Nikos Iordanidis

Personal information
- Full name: Nikolaos Iordanidis
- Date of birth: 17 July 1980 (age 46)
- Place of birth: Eptamyloi, Serres, Greece
- Height: 1.85 m (6 ft 1 in)
- Position: Forward

Youth career
- –1999: A.E Chrysou

Senior career*
- Years: Team / Apps / (Gls)
- 1999–2004: OFI / 46 / (17)
- 2003: → Akratitos (loan) / 12 / (8)
- 2003–2004: → Akratitos (loan) / 10 / (10)
- 2004: Kallithea / 10 / (5)
- 2004–2005: AEP Paphos / 19 / (15)
- 2005–2006: Panserraikos / 5 / (13)
- 2006–2007: Agrotikos Asteras / 40 / (16)
- 2007–2008: Olympiacos Volos / 25 / (10)
- 2008–2010: Agia Paraskevi / 53 / (24)
- 2010–2011: Panegialios / 21 / (6)
- 2012: Asteras Magoula / 28 / (20)
- 2012–2016: Pefki / 36 / (23)

= Nikos Iordanidis =

Greek footballer

Nikos Iordanidis (Νίκος Ιορδανίδης; born 17 July 1980) is a Greek former professional footballer who played as a forward.

==Career==
Born in Eptamyloi, Serres, He made his debut in professional football with OFI in the Alpha Ethniki at age 18 in 1999. That season, he was voted as the league's young footballer of the year.
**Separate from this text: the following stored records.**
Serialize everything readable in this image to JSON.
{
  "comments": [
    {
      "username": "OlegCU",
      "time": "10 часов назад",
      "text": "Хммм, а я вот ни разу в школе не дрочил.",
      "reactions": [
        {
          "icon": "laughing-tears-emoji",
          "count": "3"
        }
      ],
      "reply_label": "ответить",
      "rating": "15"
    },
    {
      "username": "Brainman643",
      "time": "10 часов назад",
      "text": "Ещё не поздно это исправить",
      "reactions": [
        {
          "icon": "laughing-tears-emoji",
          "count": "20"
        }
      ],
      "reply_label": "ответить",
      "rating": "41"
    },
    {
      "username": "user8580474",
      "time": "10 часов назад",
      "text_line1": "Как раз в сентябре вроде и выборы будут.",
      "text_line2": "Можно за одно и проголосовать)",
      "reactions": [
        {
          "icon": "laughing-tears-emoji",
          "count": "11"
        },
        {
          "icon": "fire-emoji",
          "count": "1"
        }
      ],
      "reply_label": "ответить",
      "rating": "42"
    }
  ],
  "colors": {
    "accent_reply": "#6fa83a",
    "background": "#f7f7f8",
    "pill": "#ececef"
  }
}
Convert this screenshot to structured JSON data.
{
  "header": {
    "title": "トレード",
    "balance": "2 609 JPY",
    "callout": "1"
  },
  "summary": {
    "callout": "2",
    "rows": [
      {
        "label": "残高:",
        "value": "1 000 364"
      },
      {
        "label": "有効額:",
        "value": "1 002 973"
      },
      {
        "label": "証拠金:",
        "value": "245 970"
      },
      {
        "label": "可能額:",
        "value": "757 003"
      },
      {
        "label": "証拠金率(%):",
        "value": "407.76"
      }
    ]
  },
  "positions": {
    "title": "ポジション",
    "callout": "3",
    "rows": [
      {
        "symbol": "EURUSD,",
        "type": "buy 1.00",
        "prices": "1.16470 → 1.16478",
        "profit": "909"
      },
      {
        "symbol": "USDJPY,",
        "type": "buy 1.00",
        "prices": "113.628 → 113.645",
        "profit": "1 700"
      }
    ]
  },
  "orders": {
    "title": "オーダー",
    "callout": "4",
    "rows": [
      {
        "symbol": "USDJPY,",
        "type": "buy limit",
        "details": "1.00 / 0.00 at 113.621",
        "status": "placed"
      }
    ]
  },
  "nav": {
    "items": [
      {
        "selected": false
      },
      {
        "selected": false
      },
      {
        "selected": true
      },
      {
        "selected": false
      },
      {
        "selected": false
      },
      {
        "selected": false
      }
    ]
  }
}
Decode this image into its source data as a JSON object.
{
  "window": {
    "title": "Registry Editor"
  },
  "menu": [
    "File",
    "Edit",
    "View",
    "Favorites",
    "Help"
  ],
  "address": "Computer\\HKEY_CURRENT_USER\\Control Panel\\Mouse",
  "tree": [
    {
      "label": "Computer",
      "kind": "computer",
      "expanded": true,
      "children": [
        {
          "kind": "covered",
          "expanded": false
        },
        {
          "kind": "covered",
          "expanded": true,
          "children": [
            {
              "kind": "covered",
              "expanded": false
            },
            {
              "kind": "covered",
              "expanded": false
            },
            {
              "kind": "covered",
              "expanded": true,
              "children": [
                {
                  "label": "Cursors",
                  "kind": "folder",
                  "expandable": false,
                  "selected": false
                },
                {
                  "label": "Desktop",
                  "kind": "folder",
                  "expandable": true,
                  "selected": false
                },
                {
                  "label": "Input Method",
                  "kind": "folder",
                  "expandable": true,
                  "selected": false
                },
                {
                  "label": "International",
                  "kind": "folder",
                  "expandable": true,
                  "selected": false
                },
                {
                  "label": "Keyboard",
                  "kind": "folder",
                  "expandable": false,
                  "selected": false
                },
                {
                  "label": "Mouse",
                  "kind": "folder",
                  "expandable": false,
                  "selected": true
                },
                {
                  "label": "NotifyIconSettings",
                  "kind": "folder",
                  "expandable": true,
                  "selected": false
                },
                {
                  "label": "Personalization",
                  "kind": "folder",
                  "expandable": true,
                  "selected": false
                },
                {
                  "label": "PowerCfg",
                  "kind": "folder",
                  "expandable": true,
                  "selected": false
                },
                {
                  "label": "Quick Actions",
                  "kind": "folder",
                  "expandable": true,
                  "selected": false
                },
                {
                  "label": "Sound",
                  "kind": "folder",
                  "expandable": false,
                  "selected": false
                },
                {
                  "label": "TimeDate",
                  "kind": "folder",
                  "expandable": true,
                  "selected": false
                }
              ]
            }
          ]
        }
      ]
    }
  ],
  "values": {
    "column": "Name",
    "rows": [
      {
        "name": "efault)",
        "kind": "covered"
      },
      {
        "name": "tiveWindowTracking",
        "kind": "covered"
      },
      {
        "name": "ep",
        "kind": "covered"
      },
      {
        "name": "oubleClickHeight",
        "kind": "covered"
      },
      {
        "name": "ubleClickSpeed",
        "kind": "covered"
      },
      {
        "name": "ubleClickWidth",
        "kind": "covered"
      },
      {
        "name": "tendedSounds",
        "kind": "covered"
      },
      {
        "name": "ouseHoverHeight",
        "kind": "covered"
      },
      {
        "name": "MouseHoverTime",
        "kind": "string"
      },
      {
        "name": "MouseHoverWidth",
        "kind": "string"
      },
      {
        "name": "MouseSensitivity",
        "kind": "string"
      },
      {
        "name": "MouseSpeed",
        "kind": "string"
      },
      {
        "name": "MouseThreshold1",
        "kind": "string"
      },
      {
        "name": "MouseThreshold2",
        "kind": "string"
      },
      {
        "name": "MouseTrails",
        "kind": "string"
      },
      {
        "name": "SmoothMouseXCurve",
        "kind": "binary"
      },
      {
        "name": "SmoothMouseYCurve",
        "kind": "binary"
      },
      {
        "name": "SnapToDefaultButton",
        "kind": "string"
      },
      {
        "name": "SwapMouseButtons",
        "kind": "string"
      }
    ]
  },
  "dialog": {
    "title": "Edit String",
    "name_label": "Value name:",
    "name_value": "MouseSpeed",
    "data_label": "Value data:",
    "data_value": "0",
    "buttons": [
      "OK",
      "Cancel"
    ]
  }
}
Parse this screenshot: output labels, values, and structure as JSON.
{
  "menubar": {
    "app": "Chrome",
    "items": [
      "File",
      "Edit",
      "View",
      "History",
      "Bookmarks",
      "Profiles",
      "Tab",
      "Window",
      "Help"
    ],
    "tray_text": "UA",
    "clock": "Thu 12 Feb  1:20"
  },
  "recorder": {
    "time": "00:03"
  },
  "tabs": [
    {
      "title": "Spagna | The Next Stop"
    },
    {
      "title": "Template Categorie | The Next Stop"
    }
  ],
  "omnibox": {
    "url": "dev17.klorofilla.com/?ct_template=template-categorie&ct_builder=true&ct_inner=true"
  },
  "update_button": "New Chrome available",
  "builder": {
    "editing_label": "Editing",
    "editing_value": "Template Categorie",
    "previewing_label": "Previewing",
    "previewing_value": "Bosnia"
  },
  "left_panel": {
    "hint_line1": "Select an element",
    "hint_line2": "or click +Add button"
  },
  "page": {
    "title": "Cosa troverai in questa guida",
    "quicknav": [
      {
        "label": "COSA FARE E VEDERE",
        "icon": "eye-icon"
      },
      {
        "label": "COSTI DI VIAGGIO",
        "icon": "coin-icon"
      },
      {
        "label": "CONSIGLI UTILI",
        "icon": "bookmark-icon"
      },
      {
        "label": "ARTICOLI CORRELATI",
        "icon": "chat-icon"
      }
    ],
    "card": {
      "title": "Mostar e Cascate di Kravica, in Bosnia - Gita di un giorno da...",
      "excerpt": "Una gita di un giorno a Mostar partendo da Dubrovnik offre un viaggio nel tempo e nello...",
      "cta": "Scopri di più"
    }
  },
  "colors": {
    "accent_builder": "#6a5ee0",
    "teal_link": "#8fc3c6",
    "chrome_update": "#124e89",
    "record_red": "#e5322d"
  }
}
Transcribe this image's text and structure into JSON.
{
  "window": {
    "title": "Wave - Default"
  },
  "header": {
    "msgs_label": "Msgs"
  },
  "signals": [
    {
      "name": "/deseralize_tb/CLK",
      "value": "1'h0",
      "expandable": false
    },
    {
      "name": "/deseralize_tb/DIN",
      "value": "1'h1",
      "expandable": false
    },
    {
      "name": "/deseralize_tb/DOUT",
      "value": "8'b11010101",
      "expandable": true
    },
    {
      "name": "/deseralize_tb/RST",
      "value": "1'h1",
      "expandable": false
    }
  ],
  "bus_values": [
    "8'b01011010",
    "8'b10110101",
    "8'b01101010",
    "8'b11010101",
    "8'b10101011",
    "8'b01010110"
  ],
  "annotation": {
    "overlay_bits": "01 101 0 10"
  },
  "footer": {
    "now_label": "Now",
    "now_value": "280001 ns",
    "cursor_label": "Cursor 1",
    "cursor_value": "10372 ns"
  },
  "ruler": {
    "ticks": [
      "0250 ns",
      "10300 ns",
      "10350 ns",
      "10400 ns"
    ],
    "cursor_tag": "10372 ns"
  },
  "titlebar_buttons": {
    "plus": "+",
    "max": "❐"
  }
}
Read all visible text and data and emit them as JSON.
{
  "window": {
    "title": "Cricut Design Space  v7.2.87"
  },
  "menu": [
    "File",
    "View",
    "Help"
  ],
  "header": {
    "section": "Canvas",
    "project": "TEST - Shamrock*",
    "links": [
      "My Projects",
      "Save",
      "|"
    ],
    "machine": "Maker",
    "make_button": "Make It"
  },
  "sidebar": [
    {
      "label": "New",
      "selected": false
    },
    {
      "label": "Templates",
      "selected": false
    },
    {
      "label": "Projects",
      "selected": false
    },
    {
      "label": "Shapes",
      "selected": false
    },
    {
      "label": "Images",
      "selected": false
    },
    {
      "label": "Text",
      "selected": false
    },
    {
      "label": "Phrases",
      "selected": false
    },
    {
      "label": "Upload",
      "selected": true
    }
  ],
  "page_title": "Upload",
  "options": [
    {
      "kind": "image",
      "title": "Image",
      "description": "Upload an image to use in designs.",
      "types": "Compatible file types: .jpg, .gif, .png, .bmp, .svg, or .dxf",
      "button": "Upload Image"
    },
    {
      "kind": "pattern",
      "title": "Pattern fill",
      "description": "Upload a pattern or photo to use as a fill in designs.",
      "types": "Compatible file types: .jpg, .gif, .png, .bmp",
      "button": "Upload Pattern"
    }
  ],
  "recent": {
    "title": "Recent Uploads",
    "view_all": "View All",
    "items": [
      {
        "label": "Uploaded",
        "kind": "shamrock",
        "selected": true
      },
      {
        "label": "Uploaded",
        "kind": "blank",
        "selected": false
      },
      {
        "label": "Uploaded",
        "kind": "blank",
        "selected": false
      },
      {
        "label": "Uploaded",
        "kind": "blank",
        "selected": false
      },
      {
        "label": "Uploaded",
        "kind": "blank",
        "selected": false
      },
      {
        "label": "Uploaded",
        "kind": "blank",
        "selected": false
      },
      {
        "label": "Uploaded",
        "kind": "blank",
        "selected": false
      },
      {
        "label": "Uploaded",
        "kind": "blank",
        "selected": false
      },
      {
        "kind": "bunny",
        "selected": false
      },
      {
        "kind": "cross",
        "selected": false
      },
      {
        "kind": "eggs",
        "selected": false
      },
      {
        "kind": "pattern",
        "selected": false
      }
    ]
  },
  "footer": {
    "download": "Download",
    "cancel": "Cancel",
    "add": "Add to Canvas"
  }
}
Iordanidis had hoped to join an Italian Serie B side in 2003, but OFI sent him on loan to Alpha Ethniki rivals Akratitos instead. Soon after, OFI cancelled his contract leaving him free to join Kallithea F.C. in January 2004.

Iordanidis had a brief spell in the Cypriot First Division with AEP Paphos F.C. and returned to Greece where he has played in the second and third divisions, most recently signing with Pefki, a club contesting in the Regional Championship, based in the homonymous northern suburb of Athens.